Mat doesn't flinch. He meets your father’s gaze head-on. “Sir, I understand completely. And I know I’ll never be able to change the logo on my chest. But I hope you know that when it comes to her … my loyalty is never, ever in question.” He takes a breath, the words coming straight from his heart. “I love your daughter.”
Your father studies him for a long, silent moment. The air is thick with the unspoken history of a thousand battles on the ice. Then, a slow, almost imperceptible nod. He walks over to Mat and claps a firm hand on his shoulder.
“Good answer,” he says, his voice gruff. Then, a ghost of a smile touches his lips. “But if you score on Shesterkin in overtime this season, you and I are going to have a problem.”
Mat lets out a shaky laugh, a wave of relief washing over him. “Understood, sir.”

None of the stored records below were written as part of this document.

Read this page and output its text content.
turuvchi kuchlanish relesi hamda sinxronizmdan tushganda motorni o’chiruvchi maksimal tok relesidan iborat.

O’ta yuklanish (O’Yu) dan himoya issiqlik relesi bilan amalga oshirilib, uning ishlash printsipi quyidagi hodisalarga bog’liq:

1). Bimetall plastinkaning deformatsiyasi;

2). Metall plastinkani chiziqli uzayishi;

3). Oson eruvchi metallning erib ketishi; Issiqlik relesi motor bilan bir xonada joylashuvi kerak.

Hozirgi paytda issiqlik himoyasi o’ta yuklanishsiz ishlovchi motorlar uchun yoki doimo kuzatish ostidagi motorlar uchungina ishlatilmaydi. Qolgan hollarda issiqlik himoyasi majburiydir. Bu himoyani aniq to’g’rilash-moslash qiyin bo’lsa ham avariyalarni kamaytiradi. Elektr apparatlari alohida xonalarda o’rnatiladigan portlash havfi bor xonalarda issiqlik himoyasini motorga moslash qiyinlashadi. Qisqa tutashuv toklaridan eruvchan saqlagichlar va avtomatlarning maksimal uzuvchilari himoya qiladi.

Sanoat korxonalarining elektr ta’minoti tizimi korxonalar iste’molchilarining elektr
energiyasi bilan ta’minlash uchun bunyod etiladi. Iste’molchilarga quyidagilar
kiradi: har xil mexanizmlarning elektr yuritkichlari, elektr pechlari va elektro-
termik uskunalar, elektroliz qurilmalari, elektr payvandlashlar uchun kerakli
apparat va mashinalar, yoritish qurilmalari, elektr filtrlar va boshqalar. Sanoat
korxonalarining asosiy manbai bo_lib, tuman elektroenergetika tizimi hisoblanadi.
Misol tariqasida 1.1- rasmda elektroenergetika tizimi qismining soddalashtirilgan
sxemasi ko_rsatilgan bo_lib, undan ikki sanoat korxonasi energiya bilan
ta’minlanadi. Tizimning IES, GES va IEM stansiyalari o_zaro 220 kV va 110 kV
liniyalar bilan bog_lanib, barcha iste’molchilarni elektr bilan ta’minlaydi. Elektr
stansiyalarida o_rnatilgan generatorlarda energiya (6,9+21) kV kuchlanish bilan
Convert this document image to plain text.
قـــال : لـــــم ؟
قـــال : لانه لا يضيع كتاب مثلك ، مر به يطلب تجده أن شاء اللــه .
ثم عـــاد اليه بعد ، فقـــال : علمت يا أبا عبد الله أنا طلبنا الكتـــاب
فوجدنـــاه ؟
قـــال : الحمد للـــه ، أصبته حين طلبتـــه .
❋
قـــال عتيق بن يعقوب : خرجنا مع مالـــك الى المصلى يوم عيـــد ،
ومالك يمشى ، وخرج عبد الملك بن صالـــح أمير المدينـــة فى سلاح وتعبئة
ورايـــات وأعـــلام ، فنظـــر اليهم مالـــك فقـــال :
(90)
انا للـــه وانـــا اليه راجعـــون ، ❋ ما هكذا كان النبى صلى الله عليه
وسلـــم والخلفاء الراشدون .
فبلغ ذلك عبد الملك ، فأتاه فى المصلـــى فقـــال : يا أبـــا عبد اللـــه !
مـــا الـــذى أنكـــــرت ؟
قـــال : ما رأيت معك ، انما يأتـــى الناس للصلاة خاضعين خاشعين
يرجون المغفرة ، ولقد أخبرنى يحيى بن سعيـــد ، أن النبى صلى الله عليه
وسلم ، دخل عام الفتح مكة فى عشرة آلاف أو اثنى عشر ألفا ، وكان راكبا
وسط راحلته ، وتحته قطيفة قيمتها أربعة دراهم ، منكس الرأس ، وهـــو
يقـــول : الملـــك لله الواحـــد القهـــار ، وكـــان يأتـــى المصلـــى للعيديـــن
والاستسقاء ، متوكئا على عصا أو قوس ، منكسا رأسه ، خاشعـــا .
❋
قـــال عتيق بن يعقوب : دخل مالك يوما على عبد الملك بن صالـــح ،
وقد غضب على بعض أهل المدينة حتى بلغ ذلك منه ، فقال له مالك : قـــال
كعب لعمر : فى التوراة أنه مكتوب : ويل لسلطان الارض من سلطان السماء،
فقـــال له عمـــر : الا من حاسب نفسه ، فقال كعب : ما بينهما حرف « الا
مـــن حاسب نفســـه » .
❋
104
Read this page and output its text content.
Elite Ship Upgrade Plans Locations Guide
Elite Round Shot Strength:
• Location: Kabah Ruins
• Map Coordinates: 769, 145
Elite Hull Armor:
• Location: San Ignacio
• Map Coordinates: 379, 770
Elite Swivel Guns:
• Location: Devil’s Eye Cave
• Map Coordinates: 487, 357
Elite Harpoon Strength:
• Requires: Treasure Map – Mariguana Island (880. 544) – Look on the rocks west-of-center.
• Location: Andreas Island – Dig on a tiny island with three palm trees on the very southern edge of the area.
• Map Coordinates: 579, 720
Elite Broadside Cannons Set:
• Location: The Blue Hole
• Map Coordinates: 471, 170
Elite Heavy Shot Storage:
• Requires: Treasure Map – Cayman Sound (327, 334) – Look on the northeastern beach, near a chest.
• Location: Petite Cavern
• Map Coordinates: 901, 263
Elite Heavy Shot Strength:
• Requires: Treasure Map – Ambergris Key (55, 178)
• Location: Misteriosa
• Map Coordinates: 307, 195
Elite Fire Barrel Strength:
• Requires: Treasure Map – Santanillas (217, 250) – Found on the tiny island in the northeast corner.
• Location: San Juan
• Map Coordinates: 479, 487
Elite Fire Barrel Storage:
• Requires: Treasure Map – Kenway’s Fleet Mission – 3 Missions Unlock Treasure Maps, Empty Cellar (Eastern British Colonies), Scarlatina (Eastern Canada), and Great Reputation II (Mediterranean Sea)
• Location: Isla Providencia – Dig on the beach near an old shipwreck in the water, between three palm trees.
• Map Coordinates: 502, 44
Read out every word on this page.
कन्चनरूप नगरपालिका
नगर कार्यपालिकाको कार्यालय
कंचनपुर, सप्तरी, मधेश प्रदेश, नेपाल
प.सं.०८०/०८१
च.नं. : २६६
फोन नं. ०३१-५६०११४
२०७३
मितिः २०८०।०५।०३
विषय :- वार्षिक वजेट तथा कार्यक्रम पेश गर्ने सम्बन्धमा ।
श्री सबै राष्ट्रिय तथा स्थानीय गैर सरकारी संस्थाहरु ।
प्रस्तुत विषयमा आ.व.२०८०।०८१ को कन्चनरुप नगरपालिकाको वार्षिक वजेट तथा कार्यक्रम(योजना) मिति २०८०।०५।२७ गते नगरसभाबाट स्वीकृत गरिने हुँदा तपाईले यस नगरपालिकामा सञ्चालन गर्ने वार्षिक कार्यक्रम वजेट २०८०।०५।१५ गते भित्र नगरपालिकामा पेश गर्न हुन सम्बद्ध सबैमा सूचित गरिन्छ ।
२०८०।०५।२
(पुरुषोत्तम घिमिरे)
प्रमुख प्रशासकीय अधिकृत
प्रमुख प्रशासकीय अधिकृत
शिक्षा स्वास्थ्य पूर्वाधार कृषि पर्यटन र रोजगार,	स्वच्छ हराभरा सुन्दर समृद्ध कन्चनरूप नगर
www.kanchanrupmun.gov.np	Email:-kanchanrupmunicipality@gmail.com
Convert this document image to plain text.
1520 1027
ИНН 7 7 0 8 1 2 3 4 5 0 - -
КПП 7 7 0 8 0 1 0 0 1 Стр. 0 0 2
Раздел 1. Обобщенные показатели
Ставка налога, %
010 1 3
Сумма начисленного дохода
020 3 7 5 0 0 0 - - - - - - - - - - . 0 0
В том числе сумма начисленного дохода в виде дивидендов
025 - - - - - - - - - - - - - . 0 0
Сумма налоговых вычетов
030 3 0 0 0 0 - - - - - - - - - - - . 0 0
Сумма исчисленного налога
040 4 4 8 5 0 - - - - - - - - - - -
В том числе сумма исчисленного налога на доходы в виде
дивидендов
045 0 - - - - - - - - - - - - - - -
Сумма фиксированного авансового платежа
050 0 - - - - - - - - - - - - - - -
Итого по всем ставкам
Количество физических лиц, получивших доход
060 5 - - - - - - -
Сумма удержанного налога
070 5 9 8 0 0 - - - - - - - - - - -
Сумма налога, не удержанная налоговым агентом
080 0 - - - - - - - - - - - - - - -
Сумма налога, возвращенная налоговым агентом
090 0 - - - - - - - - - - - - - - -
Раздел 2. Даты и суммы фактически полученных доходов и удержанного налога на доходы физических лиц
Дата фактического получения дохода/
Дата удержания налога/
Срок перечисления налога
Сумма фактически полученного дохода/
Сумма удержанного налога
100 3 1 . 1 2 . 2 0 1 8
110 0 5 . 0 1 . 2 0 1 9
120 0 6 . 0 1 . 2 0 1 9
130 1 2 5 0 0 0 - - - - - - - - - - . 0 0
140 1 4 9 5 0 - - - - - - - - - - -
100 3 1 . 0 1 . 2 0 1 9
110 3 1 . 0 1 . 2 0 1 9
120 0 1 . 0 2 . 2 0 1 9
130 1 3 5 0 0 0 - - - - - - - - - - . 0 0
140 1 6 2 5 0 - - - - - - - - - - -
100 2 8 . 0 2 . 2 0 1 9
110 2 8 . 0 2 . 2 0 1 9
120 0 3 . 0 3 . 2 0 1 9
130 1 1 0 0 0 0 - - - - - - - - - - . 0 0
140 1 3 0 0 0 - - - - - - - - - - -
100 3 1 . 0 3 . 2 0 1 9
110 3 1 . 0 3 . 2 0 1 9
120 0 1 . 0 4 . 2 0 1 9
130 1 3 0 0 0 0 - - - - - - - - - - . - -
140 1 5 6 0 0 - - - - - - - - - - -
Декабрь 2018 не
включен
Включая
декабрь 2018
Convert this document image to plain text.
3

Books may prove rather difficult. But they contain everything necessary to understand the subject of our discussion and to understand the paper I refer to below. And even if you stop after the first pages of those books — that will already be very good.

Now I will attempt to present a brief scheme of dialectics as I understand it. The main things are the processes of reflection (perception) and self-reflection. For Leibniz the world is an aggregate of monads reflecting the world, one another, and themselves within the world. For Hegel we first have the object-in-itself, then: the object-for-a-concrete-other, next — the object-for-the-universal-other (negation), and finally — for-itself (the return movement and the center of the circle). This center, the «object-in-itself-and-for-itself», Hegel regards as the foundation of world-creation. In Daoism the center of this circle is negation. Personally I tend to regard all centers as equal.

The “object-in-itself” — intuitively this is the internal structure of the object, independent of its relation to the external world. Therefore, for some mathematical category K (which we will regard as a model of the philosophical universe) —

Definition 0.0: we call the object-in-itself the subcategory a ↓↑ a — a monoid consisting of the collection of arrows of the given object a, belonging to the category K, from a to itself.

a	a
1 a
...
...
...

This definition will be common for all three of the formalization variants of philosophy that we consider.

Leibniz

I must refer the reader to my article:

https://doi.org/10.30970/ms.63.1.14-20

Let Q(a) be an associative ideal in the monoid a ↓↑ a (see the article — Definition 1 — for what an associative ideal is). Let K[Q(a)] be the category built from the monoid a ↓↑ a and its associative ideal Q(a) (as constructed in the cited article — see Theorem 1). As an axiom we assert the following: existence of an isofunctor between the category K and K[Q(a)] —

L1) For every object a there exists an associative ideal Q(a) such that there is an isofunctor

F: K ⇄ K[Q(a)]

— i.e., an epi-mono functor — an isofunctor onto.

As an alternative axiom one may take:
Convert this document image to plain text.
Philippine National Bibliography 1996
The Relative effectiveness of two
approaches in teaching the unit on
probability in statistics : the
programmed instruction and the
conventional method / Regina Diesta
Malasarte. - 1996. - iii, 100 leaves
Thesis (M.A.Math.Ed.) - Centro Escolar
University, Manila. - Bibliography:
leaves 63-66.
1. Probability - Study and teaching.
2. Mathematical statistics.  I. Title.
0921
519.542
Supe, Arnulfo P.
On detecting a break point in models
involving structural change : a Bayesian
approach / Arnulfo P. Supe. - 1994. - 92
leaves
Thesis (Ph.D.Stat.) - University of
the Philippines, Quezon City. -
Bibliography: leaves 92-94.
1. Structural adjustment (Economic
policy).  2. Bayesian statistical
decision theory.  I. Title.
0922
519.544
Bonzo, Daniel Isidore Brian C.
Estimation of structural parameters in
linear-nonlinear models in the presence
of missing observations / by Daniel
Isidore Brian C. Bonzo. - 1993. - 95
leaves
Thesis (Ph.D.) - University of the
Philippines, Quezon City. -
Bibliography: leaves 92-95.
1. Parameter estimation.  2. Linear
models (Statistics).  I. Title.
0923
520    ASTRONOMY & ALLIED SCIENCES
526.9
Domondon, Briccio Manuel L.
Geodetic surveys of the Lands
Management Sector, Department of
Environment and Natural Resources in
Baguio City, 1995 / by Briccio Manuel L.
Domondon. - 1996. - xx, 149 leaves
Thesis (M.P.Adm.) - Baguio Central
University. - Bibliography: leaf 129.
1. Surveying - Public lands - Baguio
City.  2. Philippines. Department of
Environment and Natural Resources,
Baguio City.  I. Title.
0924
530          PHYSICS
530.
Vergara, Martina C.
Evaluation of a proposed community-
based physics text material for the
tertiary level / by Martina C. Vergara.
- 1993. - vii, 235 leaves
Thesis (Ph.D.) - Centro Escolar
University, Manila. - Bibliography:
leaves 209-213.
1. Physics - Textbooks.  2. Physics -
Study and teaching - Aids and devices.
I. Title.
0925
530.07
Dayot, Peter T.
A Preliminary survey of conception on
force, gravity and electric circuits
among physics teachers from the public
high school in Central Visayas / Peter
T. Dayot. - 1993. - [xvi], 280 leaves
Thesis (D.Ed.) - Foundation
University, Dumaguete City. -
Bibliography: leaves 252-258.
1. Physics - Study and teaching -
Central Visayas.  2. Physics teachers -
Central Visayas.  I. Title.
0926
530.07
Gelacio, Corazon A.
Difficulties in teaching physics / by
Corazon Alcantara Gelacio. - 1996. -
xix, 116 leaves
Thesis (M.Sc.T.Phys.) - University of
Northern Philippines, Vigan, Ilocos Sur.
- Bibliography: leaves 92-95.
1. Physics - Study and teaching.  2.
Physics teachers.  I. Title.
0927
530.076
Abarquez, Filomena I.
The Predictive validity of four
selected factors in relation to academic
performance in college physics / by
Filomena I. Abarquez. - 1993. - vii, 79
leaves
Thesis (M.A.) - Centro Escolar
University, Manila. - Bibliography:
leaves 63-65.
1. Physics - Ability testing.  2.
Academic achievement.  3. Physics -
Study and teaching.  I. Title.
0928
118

When they emerge from the office a few minutes later, the dynamic has shifted. There’s a new, fragile respect between them. The goodbyes are warmer, easier. Therese gives Mat a hug. Your sisters ask him to sign a napkin.
The final handshake between Mat and your father is different this time. It’s not a challenge, it’s an acknowledgement.
As the elevator doors close, Mat slumps against the wall and lets out a long, slow breath, wiping a bead of sweat from his forehead.
“So?” You ask, a wide grin spreading across your face. “You survived.”
“Mostly,” he says, pulling you close and wrapping his arms around you. “I’m pretty sure your dad threatened to slash my tires if I score a big goal this year.”
“That’s how you know he likes you,” you say, resting your head against his chest.
“He has a weird way of showing it,” Mat murmurs into your hair.
“You get used to it,” you say, tilting your head up to kiss him.
The rivalry will always be there. It’s a part of the city, a part of your family, a part of your story. But tonight, in the quiet of this elevator, you know with absolute certainty that it’s no longer a chasm. It’s just a line on the ice. And the two of you have figured out how to skate right over it, together.